7/10
a landmark movie then, and still good movie now
1 May 2017
Not too long after I watched A Taste of Honey, I checked out Pauline Kael's review of the film. As with other things, she had her issues, and I could see her points on one matter - that the symbolism of working-class people going to an amusement park, whether it makes for a fun or not so fun time, is a little tired, even for 1961, as a place of the rare distraction/escape from their humdrum, miserable existences - but I'm not sure if she was completely fair when she categorized as if this was a) a film that people would see as an art-house type of experience where we're meant to see someone to look down upon (as opposed to Hollywood fare where, somehow for some, they're people to look up to or heroic or aspire to be), and b) that Tony Richardson made Manchester's industrial locations look like sets. But on the other hand, she wrote her review around the time the film came out, so in a sense her reaction is now as dated as the film is, or might be. No, it is.

It's not exactly the movie's fault but, actually this is good news, times have changed, at least somewhat. At the time if a teenage girl, just done with school, came home and told her mom she was knocked up with a black baby in the West of America or England, well, that puts up a red flag right away (also it's not clear to me if she drops out or actually finishes, but no matter, she either seems under-educated or isn't too intellectually curious really in this working-class, frankly poor existence). Adding to this, young Jo (the wonderful Rita Tushingham, the Anna Karina of the British New Wave, if not as cool then goofier and more raw in her emotions as a performer), decides to leave her mother, who happened to also have Jo at a too-young age (this never seems to occur to Jo as what makes up her mother's character, which is an interesting in-between the lines sort of thing dramatically), and shacks up with Geoffrey (Murray Melvin, remember him in Barry Lyndon?) who is gay but damn if he'll ever come out and say it.

Everything here is presented with the utmost realism that's possible, albeit there's still a musical score that adds some whimsy, and Richardson does (as Kael also noted in her review) relies in a lot of close-ups to try to get his effect of drama, and perhaps that's too much. But I was always fascinated by this character Jo even when, somehow, she should or could get on my nerves; when she is upset at someone, such as her mother or Melvyn or the (definitely worst) drunk husband that mother Helen marries, she doesn't shy from showing how she feels. But everyone else can dish it out as well as they can take it, or, more precisely, they have to because this is the sort of emotionally heightened state things are at. In a way it reminded me of how some/a lot of the characters are in something like Mean Streets or Do the Right Thing: sometimes you are kind of ACTING out or seeming to be more upset or more BIG in responses or attitudes than you actually are, and Jo is that.

So while it should've been difficult, I felt sympathy and even some empathy for her; what does one do if one doesn't have the emotional or intellectual intelligence, and yet there *is* a basic human decency, to live and be in the world?

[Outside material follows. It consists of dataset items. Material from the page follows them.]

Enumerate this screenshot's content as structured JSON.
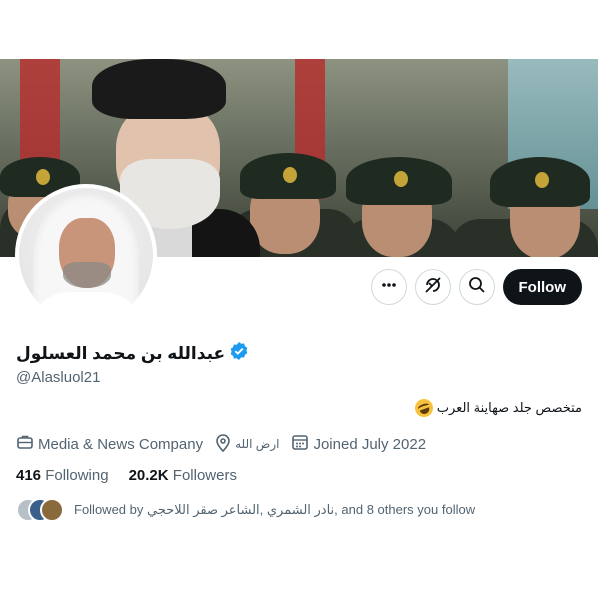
{
  "profile": {
    "display_name": "عبدالله بن محمد العسلول",
    "verified": true,
    "handle": "@Alasluol21",
    "bio": "متخصص جلد صهاينة العرب",
    "bio_emoji": "rolling-on-floor-laughing"
  },
  "actions": {
    "more_icon": "more-horizontal-icon",
    "unsubscribe_icon": "subscribe-slashed-icon",
    "search_icon": "search-icon",
    "follow_label": "Follow"
  },
  "meta": {
    "category": "Media & News Company",
    "location": "ارض الله",
    "joined": "Joined July 2022"
  },
  "stats": {
    "following_count": "416",
    "following_label": "Following",
    "followers_count": "20.2K",
    "followers_label": "Followers"
  },
  "followed_by": {
    "text": "Followed by نادر الشمري ,الشاعر صقر اللاحجي, and 8 others you follow"
  },
  "colors": {
    "verified_badge": "#1d9bf0",
    "follow_bg": "#0f1419",
    "secondary_text": "#536471"
  }
}
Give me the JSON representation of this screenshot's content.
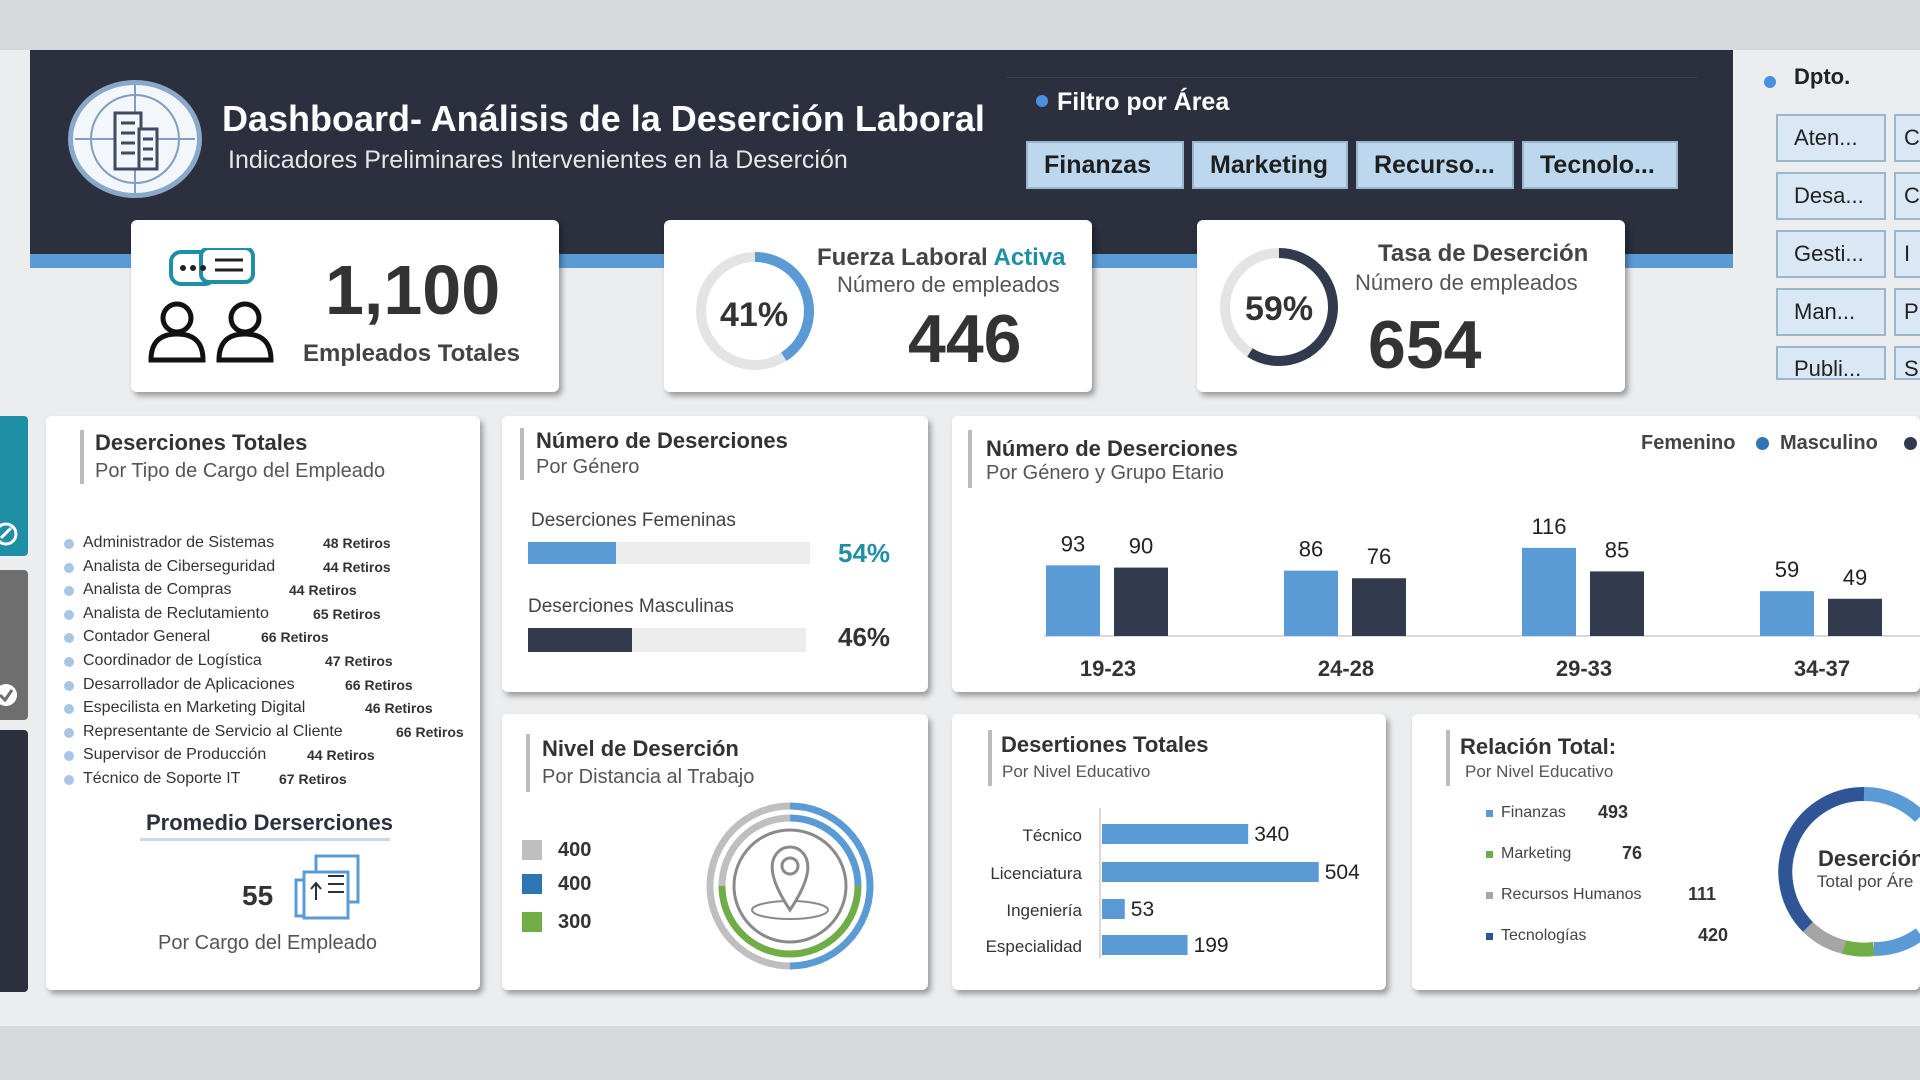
{
  "header": {
    "title": "Dashboard- Análisis de la Deserción Laboral",
    "subtitle": "Indicadores Preliminares Intervenientes en la Deserción",
    "filter_title": "Filtro por Área",
    "filter_buttons": [
      "Finanzas",
      "Marketing",
      "Recurso...",
      "Tecnolo..."
    ]
  },
  "slicer": {
    "title": "Dpto.",
    "col1": [
      "Aten...",
      "Desa...",
      "Gesti...",
      "Man...",
      "Publi..."
    ],
    "col2": [
      "C",
      "C",
      "I",
      "P",
      "S"
    ]
  },
  "kpi_total": {
    "value": "1,100",
    "label": "Empleados Totales"
  },
  "kpi_active": {
    "title_a": "Fuerza Laboral ",
    "title_b": "Activa",
    "sub": "Número de empleados",
    "value": "446",
    "pct_label": "41%",
    "pct": 0.41
  },
  "kpi_desertion": {
    "title": "Tasa de Deserción",
    "sub": "Número de empleados",
    "value": "654",
    "pct_label": "59%",
    "pct": 0.59
  },
  "by_job": {
    "title": "Deserciones Totales",
    "subtitle": "Por Tipo de Cargo del Empleado",
    "items": [
      {
        "label": "Administrador de Sistemas",
        "value": "48 Retiros"
      },
      {
        "label": "Analista de Ciberseguridad",
        "value": "44 Retiros"
      },
      {
        "label": "Analista de Compras",
        "value": "44 Retiros"
      },
      {
        "label": "Analista de Reclutamiento",
        "value": "65 Retiros"
      },
      {
        "label": "Contador General",
        "value": "66 Retiros"
      },
      {
        "label": "Coordinador de Logística",
        "value": "47 Retiros"
      },
      {
        "label": "Desarrollador de Aplicaciones",
        "value": "66 Retiros"
      },
      {
        "label": "Especilista en Marketing Digital",
        "value": "46 Retiros"
      },
      {
        "label": "Representante de Servicio al Cliente",
        "value": "66 Retiros"
      },
      {
        "label": "Supervisor de Producción",
        "value": "44 Retiros"
      },
      {
        "label": "Técnico de Soporte IT",
        "value": "67 Retiros"
      }
    ],
    "avg_title": "Promedio Derserciones",
    "avg_value": "55",
    "avg_label": "Por Cargo del Empleado"
  },
  "by_gender": {
    "title": "Número de Deserciones",
    "subtitle": "Por Género",
    "fem_label": "Deserciones Femeninas",
    "fem_pct_label": "54%",
    "fem_pct": 0.54,
    "masc_label": "Deserciones Masculinas",
    "masc_pct_label": "46%",
    "masc_pct": 0.46
  },
  "distance": {
    "title": "Nivel de Deserción",
    "subtitle": "Por Distancia al Trabajo",
    "legend": [
      {
        "value": "400",
        "color": "#bfbfbf"
      },
      {
        "value": "400",
        "color": "#2e75b6"
      },
      {
        "value": "300",
        "color": "#70ad47"
      }
    ]
  },
  "by_education": {
    "title": "Desertiones Totales",
    "subtitle": "Por Nivel Educativo"
  },
  "relation": {
    "title": "Relación Total:",
    "subtitle": "Por Nivel Educativo",
    "items": [
      {
        "label": "Finanzas",
        "value": "493",
        "color": "#5b9bd5"
      },
      {
        "label": "Marketing",
        "value": "76",
        "color": "#70ad47"
      },
      {
        "label": "Recursos Humanos",
        "value": "111",
        "color": "#a5a5a5"
      },
      {
        "label": "Tecnologías",
        "value": "420",
        "color": "#2f5597"
      }
    ],
    "donut_title": "Deserción",
    "donut_sub": "Total por Áre"
  },
  "chart_data": [
    {
      "type": "bar",
      "title": "Número de Deserciones",
      "subtitle": "Por Género y Grupo Etario",
      "categories": [
        "19-23",
        "24-28",
        "29-33",
        "34-37"
      ],
      "series": [
        {
          "name": "Femenino",
          "values": [
            93,
            86,
            116,
            59
          ],
          "color": "#5b9bd5"
        },
        {
          "name": "Masculino",
          "values": [
            90,
            76,
            85,
            49
          ],
          "color": "#323a4e"
        }
      ],
      "legend": "top-right"
    },
    {
      "type": "bar",
      "orientation": "horizontal",
      "title": "Desertiones Totales",
      "subtitle": "Por Nivel Educativo",
      "categories": [
        "Técnico",
        "Licenciatura",
        "Ingeniería",
        "Especialidad"
      ],
      "values": [
        340,
        504,
        53,
        199
      ],
      "color": "#5b9bd5"
    }
  ]
}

This is based on a play, and I'd be curious how that went (I imagine a lot takes place in Jo's run-down apartment, sans the noisy kids outside always playing, sort of making this into a place where there's always a constant reminder of innocence amid the rubble and run-down locale). If Richardson doesn't fully elevate the material, and that may be the biggest mark I'd make of it, albeit there are some creative shots here and there (i.e. Jo standing in a wide tunnel that emphasizes her solitude and alone-ness even as she's with Melvyn), then he doesn't get in its way too much to make it not impactful, if that makes sense.

If you watch A Taste of Honey, you may realize that what was fully groundbreaking and 'wow I've *never* seen this before' isn't so in 2017 - again, a good sign, that we can at least try to move on from what was breaking taboos for the period - but it's the dialog and the performances, especially from Tushingham and Dora Bryan - that make this still worth watching today. While you can't fully take apart how meaningful it was and still is, dealing with black and gay characters shown simply *as is*, the nuts and bolts of a drama, how characters talk and emote, is what counts too.